You meet the water-seller passing down the street with his barrel
cart, drawn by three or four horses with tinkling bells, dispensing
water to customers at five cents a pail. The poorer classes have no
other means of procuring this precious liquid. The water is kept in a
corner of the house in large sun-baked jars. A peculiarity of these
pots is that they are not made to stand alone, but have to be held up
by something.
At early morning and evening the milkman goes his rounds on
horseback. The milk he carries in six long, narrow cans, like
inverted sugar-loaves, three on each side of his raw-hide saddle, he
himself being perched between them on a sheepskin. In some cans he
carries pure cream, which the jolting of his horse soon converts into
butter. This he lifts out with his hands to any who care to buy.

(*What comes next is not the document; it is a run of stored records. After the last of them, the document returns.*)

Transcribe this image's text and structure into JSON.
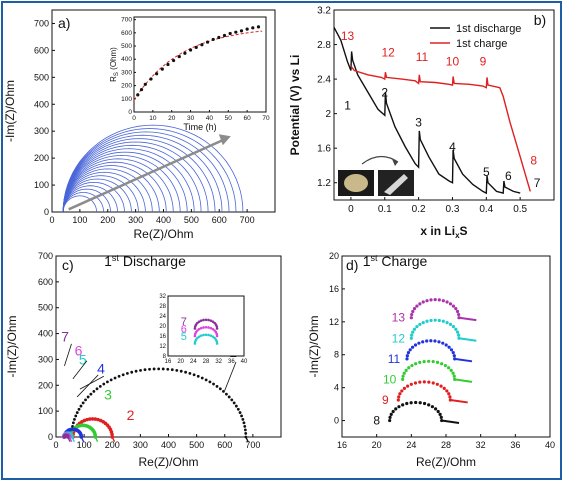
{
  "chart_data": [
    {
      "panel": "a)",
      "type": "line",
      "xlabel": "Re(Z)/Ohm",
      "ylabel": "-Im(Z)/Ohm",
      "xlim": [
        0,
        800
      ],
      "ylim": [
        0,
        750
      ],
      "xticks": [
        0,
        100,
        200,
        300,
        400,
        500,
        600,
        700
      ],
      "yticks": [
        0,
        100,
        200,
        300,
        400,
        500,
        600,
        700
      ],
      "series_description": "family of Nyquist semicircles (blue), diameters growing with time",
      "semicircles": [
        {
          "start": 40,
          "end": 160
        },
        {
          "start": 40,
          "end": 185
        },
        {
          "start": 40,
          "end": 210
        },
        {
          "start": 40,
          "end": 235
        },
        {
          "start": 40,
          "end": 260
        },
        {
          "start": 40,
          "end": 285
        },
        {
          "start": 40,
          "end": 310
        },
        {
          "start": 40,
          "end": 335
        },
        {
          "start": 40,
          "end": 360
        },
        {
          "start": 40,
          "end": 385
        },
        {
          "start": 40,
          "end": 410
        },
        {
          "start": 40,
          "end": 435
        },
        {
          "start": 40,
          "end": 460
        },
        {
          "start": 40,
          "end": 485
        },
        {
          "start": 40,
          "end": 510
        },
        {
          "start": 40,
          "end": 535
        },
        {
          "start": 40,
          "end": 560
        },
        {
          "start": 40,
          "end": 585
        },
        {
          "start": 40,
          "end": 610
        },
        {
          "start": 40,
          "end": 635
        },
        {
          "start": 40,
          "end": 660
        },
        {
          "start": 40,
          "end": 685
        }
      ],
      "arrow": {
        "from": [
          60,
          10
        ],
        "to": [
          620,
          270
        ]
      },
      "colors": {
        "curves": "#4a66d8",
        "arrow": "#8c8c8c"
      },
      "inset": {
        "type": "scatter",
        "xlabel": "Time (h)",
        "ylabel": "RS (Ohm)",
        "xlim": [
          0,
          70
        ],
        "ylim": [
          0,
          720
        ],
        "xticks": [
          0,
          10,
          20,
          30,
          40,
          50,
          60,
          70
        ],
        "yticks": [
          0,
          100,
          200,
          300,
          400,
          500,
          600,
          700
        ],
        "x": [
          2,
          4,
          6,
          9,
          12,
          15,
          18,
          21,
          24,
          27,
          30,
          33,
          36,
          39,
          42,
          45,
          48,
          51,
          54,
          57,
          60,
          63,
          66
        ],
        "y": [
          130,
          170,
          210,
          250,
          290,
          325,
          360,
          390,
          420,
          445,
          470,
          490,
          510,
          530,
          550,
          565,
          580,
          595,
          605,
          615,
          628,
          638,
          645
        ],
        "colors": {
          "points": "#111111",
          "fit": "#e02020"
        }
      }
    },
    {
      "panel": "b)",
      "type": "line",
      "xlabel": "x in LixS",
      "ylabel": "Potential (V) vs Li",
      "xlim": [
        -0.05,
        0.6
      ],
      "ylim": [
        1.0,
        3.2
      ],
      "xticks": [
        0.0,
        0.1,
        0.2,
        0.3,
        0.4,
        0.5
      ],
      "yticks": [
        1.2,
        1.6,
        2.0,
        2.4,
        2.8,
        3.2
      ],
      "series": [
        {
          "name": "1st discharge",
          "color": "#111111",
          "x": [
            -0.05,
            -0.03,
            -0.01,
            0.0,
            0.002,
            0.005,
            0.02,
            0.05,
            0.08,
            0.1,
            0.102,
            0.105,
            0.13,
            0.16,
            0.19,
            0.2,
            0.202,
            0.205,
            0.23,
            0.26,
            0.29,
            0.3,
            0.302,
            0.305,
            0.33,
            0.36,
            0.39,
            0.4,
            0.402,
            0.405,
            0.43,
            0.45,
            0.452,
            0.455,
            0.48,
            0.5
          ],
          "y": [
            3.0,
            2.85,
            2.6,
            2.5,
            2.72,
            2.62,
            2.45,
            2.25,
            2.05,
            1.98,
            2.25,
            2.12,
            1.85,
            1.62,
            1.42,
            1.38,
            1.8,
            1.7,
            1.5,
            1.3,
            1.22,
            1.2,
            1.58,
            1.48,
            1.3,
            1.18,
            1.1,
            1.08,
            1.28,
            1.2,
            1.1,
            1.08,
            1.22,
            1.15,
            1.1,
            1.08
          ]
        },
        {
          "name": "1st charge",
          "color": "#e02020",
          "x": [
            0.0,
            0.01,
            0.05,
            0.09,
            0.1,
            0.102,
            0.105,
            0.15,
            0.19,
            0.2,
            0.202,
            0.205,
            0.25,
            0.29,
            0.3,
            0.302,
            0.305,
            0.35,
            0.39,
            0.4,
            0.402,
            0.405,
            0.44,
            0.45,
            0.47,
            0.5,
            0.53
          ],
          "y": [
            2.55,
            2.5,
            2.45,
            2.42,
            2.4,
            2.48,
            2.42,
            2.4,
            2.38,
            2.35,
            2.45,
            2.37,
            2.36,
            2.34,
            2.33,
            2.43,
            2.35,
            2.34,
            2.32,
            2.3,
            2.42,
            2.33,
            2.3,
            2.2,
            1.9,
            1.5,
            1.1
          ]
        }
      ],
      "labels": [
        {
          "text": "1",
          "x": -0.01,
          "y": 2.05,
          "color": "#111111"
        },
        {
          "text": "2",
          "x": 0.1,
          "y": 2.2,
          "color": "#111111"
        },
        {
          "text": "3",
          "x": 0.2,
          "y": 1.85,
          "color": "#111111"
        },
        {
          "text": "4",
          "x": 0.3,
          "y": 1.57,
          "color": "#111111"
        },
        {
          "text": "5",
          "x": 0.4,
          "y": 1.28,
          "color": "#111111"
        },
        {
          "text": "6",
          "x": 0.465,
          "y": 1.23,
          "color": "#111111"
        },
        {
          "text": "7",
          "x": 0.55,
          "y": 1.15,
          "color": "#111111"
        },
        {
          "text": "8",
          "x": 0.54,
          "y": 1.41,
          "color": "#e02020"
        },
        {
          "text": "9",
          "x": 0.39,
          "y": 2.56,
          "color": "#e02020"
        },
        {
          "text": "10",
          "x": 0.3,
          "y": 2.56,
          "color": "#e02020"
        },
        {
          "text": "11",
          "x": 0.21,
          "y": 2.61,
          "color": "#e02020"
        },
        {
          "text": "12",
          "x": 0.11,
          "y": 2.66,
          "color": "#e02020"
        },
        {
          "text": "13",
          "x": -0.01,
          "y": 2.85,
          "color": "#e02020"
        }
      ]
    },
    {
      "panel": "c)",
      "type": "scatter",
      "title": "1st Discharge",
      "xlabel": "Re(Z)/Ohm",
      "ylabel": "-Im(Z)/Ohm",
      "xlim": [
        0,
        800
      ],
      "ylim": [
        0,
        700
      ],
      "xticks": [
        0,
        100,
        200,
        300,
        400,
        500,
        600,
        700
      ],
      "yticks": [
        0,
        100,
        200,
        300,
        400,
        500,
        600,
        700
      ],
      "series": [
        {
          "label": "1",
          "color": "#111111",
          "center": 365,
          "radius": 310,
          "start": 55
        },
        {
          "label": "2",
          "color": "#e02020",
          "center": 130,
          "radius": 70,
          "start": 60
        },
        {
          "label": "3",
          "color": "#33cc33",
          "center": 95,
          "radius": 45,
          "start": 50
        },
        {
          "label": "4",
          "color": "#2233dd",
          "center": 60,
          "radius": 30,
          "start": 30
        },
        {
          "label": "5",
          "color": "#22cccc",
          "center": 42,
          "radius": 15,
          "start": 27
        },
        {
          "label": "6",
          "color": "#dd44dd",
          "center": 38,
          "radius": 10,
          "start": 28
        },
        {
          "label": "7",
          "color": "#883399",
          "center": 36,
          "radius": 6,
          "start": 30
        }
      ],
      "labels": [
        {
          "text": "1",
          "x": 630,
          "y": 310,
          "color": "#111111"
        },
        {
          "text": "2",
          "x": 265,
          "y": 65,
          "color": "#e02020"
        },
        {
          "text": "3",
          "x": 185,
          "y": 145,
          "color": "#33cc33"
        },
        {
          "text": "4",
          "x": 160,
          "y": 245,
          "color": "#2233dd"
        },
        {
          "text": "5",
          "x": 95,
          "y": 280,
          "color": "#22cccc"
        },
        {
          "text": "6",
          "x": 80,
          "y": 315,
          "color": "#dd44dd"
        },
        {
          "text": "7",
          "x": 32,
          "y": 370,
          "color": "#883399"
        }
      ],
      "inset": {
        "xlim": [
          16,
          40
        ],
        "ylim": [
          8,
          32
        ],
        "xticks": [
          16,
          20,
          24,
          28,
          32,
          36,
          40
        ],
        "yticks": [
          8,
          12,
          16,
          20,
          24,
          28,
          32
        ],
        "labels": [
          "5",
          "6",
          "7"
        ]
      }
    },
    {
      "panel": "d)",
      "type": "scatter",
      "title": "1st Charge",
      "xlabel": "Re(Z)/Ohm",
      "ylabel": "-Im(Z)/Ohm",
      "xlim": [
        16,
        40
      ],
      "ylim": [
        -2,
        20
      ],
      "xticks": [
        16,
        20,
        24,
        28,
        32,
        36,
        40
      ],
      "yticks": [
        0,
        4,
        8,
        12,
        16,
        20
      ],
      "series": [
        {
          "label": "8",
          "color": "#111111",
          "offset": 0,
          "start": 21.5,
          "end": 28.5
        },
        {
          "label": "9",
          "color": "#e02020",
          "offset": 2.5,
          "start": 22.5,
          "end": 29.5
        },
        {
          "label": "10",
          "color": "#33cc33",
          "offset": 5.0,
          "start": 23.0,
          "end": 30.0
        },
        {
          "label": "11",
          "color": "#2233dd",
          "offset": 7.5,
          "start": 23.5,
          "end": 30.0
        },
        {
          "label": "12",
          "color": "#22cccc",
          "offset": 10.0,
          "start": 24.0,
          "end": 30.5
        },
        {
          "label": "13",
          "color": "#aa33aa",
          "offset": 12.5,
          "start": 24.0,
          "end": 30.5
        }
      ]
    }
  ],
  "legend_b": {
    "entries": [
      "1st discharge",
      "1st charge"
    ]
  },
  "panel_c_title": {
    "ordinal": "1",
    "sup": "st",
    "rest": " Discharge"
  },
  "panel_d_title": {
    "ordinal": "1",
    "sup": "st",
    "rest": " Charge"
  },
  "b_xlabel": {
    "main": "x in Li",
    "sub": "x",
    "tail": "S"
  },
  "inset_a_ylabel": {
    "main": "R",
    "sub": "S",
    "tail": " (Ohm)"
  }
}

After the addition of a little salt, and the subtraction of a little
buttermilk, this manteca is excellent. After serving you he will
again mount his horse, but not until his hands have been well wiped
on its tail, which almost touches the ground. The other cans of the
lechero contain a mixture known to him alone. I never analyzed it,
but have remarked a chalky substance in the bottom of my glass. He
does not profess to sell pure milk; that you can buy, but, of course,
at a higher price, from the pure milk seller. In the cool of the
afternoon he will bring round his cows, with bells on their necks and
calves dragging behind. The calves are tied to the mothers' tails,
and wear a muzzle. At a sh-h from the sidewalk he stops them, and,
stooping down, fills your pitcher according to your money. The cows,
through being born and bred to a life in the streets, are generally
miserable-looking beasts. Strange to add, the one milkman shoes his
cows and the other leaves his horse unshod. It is not customary in
this country for man's noble friend to wear more than his own natural
hoof. A visit to the blacksmith is entertaining. The smith, by means
of a short lasso, deftly trips up the animal, and, with its legs
securely lashed, the cow must lie on its back while he shoes its
upturned hoofs.
Many and varied are the scenes. One is struck by the number of
horses, seven and eight often being yoked to one cart, which even
then they sometimes find difficult to draw. Some of the streets are
very bad, worse than our country lanes, and filled with deep ruts and
drains, into which the horses often fall. There the driver will
sometimes cruelly leave them, when, after his arm aches in using the
whip, he finds the animal cannot rise.